From the first time I laid eyes on him, he stood out from his littermates. He had an unusually large head and perfect tuxedo markings: a black coat and pants along with white gloves, spats and a pattern on his neck that looked like a bowtie.
He even had a little goatee that reminded me of the beatnik Maynard G. Krebs from the 1960s sitcom The Many Loves of Dobie Gillis. Hence the name.
Maynard was listless compared with his brothers and sisters. And when they darted away from the vacuum cleaner, he lurched at it heedlessly. The vet diagnosed him with deafness as well as hydrocephalus. The prognosis was poor.
“The kindest thing to do would be to put him to sleep,” she said. But since Maynard seemed content and wasn’t in obvious pain, we refused.
I prayed for something to help him and found a natural remedy that used yellow lady’s slipper orchid.
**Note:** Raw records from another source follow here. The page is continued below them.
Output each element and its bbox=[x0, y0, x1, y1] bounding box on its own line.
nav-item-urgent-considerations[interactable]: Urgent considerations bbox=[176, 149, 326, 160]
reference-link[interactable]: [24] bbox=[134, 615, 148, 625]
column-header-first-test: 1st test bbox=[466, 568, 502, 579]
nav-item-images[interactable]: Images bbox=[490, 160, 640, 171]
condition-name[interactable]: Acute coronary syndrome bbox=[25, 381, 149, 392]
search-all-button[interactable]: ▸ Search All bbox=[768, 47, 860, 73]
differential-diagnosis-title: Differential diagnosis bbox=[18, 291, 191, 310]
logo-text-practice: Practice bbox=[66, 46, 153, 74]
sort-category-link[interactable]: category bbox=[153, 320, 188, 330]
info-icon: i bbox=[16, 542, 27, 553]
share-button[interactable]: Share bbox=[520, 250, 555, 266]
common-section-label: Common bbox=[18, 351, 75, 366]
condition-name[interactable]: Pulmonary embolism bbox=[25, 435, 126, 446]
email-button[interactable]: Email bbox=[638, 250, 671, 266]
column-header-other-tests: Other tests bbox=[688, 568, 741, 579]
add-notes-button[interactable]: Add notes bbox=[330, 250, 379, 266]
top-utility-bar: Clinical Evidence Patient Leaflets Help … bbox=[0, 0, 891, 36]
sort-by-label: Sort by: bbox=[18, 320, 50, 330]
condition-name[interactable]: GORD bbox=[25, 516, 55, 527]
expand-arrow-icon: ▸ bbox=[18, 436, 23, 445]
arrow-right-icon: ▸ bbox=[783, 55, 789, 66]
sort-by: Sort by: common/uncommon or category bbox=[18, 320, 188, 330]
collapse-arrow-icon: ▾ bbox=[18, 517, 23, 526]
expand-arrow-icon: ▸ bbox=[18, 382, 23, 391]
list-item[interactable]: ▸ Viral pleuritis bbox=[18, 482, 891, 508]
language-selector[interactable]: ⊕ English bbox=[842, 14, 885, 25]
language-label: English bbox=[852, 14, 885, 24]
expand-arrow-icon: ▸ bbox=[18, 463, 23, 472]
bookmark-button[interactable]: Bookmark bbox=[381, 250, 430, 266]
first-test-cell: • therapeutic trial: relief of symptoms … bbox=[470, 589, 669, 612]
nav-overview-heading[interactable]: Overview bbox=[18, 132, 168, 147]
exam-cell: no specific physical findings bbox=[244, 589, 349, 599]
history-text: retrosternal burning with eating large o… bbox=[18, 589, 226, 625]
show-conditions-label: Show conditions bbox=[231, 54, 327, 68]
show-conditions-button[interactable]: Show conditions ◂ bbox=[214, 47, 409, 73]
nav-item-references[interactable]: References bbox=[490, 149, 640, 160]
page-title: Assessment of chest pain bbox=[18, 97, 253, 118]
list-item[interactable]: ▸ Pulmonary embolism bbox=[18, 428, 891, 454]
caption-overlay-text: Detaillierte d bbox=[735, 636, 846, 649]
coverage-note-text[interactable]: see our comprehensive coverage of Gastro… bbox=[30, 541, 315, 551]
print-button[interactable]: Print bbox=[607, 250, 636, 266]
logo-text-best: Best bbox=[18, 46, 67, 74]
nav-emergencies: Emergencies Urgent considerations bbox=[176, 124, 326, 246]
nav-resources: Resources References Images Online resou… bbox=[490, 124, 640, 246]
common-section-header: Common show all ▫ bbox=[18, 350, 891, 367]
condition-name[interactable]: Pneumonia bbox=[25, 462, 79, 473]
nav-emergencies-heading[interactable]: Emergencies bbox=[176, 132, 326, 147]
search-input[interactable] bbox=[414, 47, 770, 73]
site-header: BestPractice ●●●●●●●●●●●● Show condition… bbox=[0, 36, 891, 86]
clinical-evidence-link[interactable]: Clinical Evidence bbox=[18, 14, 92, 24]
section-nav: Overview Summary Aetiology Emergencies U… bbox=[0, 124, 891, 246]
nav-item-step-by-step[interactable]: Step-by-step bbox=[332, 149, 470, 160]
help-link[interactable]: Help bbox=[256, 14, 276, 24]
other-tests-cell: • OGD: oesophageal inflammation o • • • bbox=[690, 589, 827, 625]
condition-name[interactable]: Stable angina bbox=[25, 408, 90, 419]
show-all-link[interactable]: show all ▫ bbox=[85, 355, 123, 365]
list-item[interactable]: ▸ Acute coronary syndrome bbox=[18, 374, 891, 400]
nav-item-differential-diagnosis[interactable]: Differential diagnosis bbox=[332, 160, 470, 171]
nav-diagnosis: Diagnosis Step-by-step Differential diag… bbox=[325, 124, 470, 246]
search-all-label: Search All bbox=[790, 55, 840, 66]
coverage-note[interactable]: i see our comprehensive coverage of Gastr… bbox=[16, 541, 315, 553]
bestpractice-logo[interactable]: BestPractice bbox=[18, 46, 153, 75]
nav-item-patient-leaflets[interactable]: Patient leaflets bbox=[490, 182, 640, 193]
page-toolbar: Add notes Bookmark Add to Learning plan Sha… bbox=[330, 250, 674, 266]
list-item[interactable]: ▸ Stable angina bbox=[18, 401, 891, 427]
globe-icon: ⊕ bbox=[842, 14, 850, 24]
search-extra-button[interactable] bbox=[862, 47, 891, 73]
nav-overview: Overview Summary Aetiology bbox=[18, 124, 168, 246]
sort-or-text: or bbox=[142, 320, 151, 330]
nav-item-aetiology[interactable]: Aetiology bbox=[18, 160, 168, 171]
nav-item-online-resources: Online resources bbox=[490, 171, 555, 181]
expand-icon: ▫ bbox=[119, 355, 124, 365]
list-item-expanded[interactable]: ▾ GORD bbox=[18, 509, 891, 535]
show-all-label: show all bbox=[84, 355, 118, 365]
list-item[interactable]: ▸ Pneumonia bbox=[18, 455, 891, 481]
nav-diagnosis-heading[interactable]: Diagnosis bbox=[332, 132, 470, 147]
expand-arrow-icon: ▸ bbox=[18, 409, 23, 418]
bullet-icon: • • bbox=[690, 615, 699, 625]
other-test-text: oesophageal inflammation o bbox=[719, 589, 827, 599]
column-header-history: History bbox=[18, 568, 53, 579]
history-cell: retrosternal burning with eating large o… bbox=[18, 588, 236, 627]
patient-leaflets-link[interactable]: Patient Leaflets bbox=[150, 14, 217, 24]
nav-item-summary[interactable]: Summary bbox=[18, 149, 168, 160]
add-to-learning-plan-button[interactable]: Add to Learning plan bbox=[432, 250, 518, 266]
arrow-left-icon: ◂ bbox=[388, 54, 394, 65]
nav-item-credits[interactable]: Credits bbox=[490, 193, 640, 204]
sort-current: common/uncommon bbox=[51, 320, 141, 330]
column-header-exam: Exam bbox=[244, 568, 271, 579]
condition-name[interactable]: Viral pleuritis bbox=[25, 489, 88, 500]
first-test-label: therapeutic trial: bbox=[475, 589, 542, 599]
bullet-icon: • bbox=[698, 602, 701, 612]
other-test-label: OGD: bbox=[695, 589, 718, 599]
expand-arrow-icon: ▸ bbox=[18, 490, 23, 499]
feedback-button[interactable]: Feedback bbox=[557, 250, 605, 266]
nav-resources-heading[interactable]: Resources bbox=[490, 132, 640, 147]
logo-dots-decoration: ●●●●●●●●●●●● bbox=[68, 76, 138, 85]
What do we have to lose? I thought. A few days after his first dose, Maynard was alert and playful. He claimed a special place in my heart...and at my feet.
Well, on my ankles, to be exact. That was his favorite sleeping spot. In our 25 years of feline rescue I’d never had a cat sleep there. He’d gently drape himself across my ankles and drift off. It was so sweet. Comforting, actually.
Now I couldn’t imagine our home without Maynard. “Can’t they do something for him till we get back?” I begged Debbie.
The vet took the phone. “Dusty, I’m sorry,” she said. “He’s suffering terribly. It’s time.”
I listened to our kitten crying pitifully in the background and I knew. We had to let him go.
On our flight home after Thanksgiving, the guilt hit me hard. “I should’ve been with him,” I said to Weems.
“Oh, Dusty, there’s no way you could have known,” he said. “The important thing is, Maynard knew he was loved. We gave him a good life, short as it was.”
All that winter my heart ached for Maynard. One night I lay in bed, eyes closed but wide awake. Weems was asleep beside me; Basil, one of our adult cats, was curled up with him.
Suddenly, I felt another cat jump onto the bed. Its little paws padded toward my feet. It paused there for a moment, then lay down right on top of my ankles. Maynard’s spot! That’s strange, I thought. I wonder which cat it is...
I opened my eyes. The moonlight seeped through the blinds, casting a soft glow. I recognized the shapes of Weems and Basil, but despite the gentle weight on top of my ankles, there was nothing there. Nothing at all.
I didn’t move a muscle. I just lay there quietly, enjoying the feeling of the cat’s weight on my legs. “Goodbye, sweet Maynard,” I whispered just as I drifted off to sleep. The next morning, the pressure on my ankles was gone. And the ache in my heart was too.